Аллергические заболевания становятся одними из самых распространенных хронических заболеваний в современном обществе, своевременная диагностика и подбор адекватных стратегий лечения которых представляют серьезную проблему для здравоохранения в XXI в., поскольку недостаточная терапия приводит к значительному снижению работоспособности, влияя на здоровье и качество жизни людей. Существует необходимость всестороннего научного исследования возможных дополнительных и альтернативных подходов, которые позволят реализовать персонализированное направление в медицине с детальным изучением отдельных патогенетических звеньев и индивидуальной чувствительности организма на основе применения молекулярно-генетических методов прогнозирования и мониторинга развития заболевания [3, 24–26].

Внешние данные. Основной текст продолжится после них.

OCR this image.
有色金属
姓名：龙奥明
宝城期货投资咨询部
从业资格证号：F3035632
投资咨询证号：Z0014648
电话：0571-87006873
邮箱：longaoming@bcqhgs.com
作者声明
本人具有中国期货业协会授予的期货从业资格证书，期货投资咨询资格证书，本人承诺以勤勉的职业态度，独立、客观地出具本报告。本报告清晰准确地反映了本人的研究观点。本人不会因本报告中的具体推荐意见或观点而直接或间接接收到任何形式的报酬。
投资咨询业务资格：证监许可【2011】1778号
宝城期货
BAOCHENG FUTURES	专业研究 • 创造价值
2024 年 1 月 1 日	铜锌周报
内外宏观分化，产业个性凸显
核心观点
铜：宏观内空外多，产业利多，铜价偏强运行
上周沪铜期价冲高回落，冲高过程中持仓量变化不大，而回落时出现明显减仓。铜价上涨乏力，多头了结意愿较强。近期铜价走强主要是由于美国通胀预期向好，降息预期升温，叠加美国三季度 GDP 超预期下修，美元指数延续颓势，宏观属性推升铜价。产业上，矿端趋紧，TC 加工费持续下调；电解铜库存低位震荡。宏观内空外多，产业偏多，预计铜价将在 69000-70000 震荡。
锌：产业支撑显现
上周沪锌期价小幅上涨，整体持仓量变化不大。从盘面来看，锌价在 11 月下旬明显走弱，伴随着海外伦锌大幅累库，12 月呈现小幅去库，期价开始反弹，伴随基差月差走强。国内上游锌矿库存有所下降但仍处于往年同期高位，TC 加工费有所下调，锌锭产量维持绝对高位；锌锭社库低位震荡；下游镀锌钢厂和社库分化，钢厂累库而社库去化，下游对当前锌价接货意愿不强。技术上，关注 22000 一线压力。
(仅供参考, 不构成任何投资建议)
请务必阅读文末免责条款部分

Выводы. Выполненное обследование детского населения с аллергопатологией показало нарушения иммунных регуляторных показателей на фоне повышения уровня контаминации биосред бензолом, связанные с изменением соотношения основных лейкоцитарных фракций, повышением эозинофильно-лимфоцитарного индекса, возрастанием уровня гиперчувствительности и цитокиновых иммунных медиаторов, которые указывают на Th2-направ-ленный сдвиг иммунного гомеостаза. Показаны ассоциации полиморфизма гена MMP9 Q279R с риском развития аллергических заболеваний, при этом аллель G может рассматриваться в качестве маркера чувствительности у детей с аллергопатологией ( OR = 2,34; 95 % CI = 1,17–4,65), а риск формирования аллергии у обладателей аллеля G увеличивается в 2,1 раза по сравнению с носителями АА -генотипа

(RR = 2,08; 95 % CI = 1,13–3,83). Таким образом, полиморфизм гена MMP9 Q279R (rs17576) у детей с проявлениями аллергии сопряжен с дисбалансом цитокинового профиля, а его аллель G ассоциирован с риском (RR = 2,1) формирования аллергии и может рассматриваться в качестве маркера чувствительности для задач ранней диагностики и профилактики атопических процессов у детей в условиях контаминации биосред бензолом.

Финансирование. Исследование не имело спонсорской поддержки.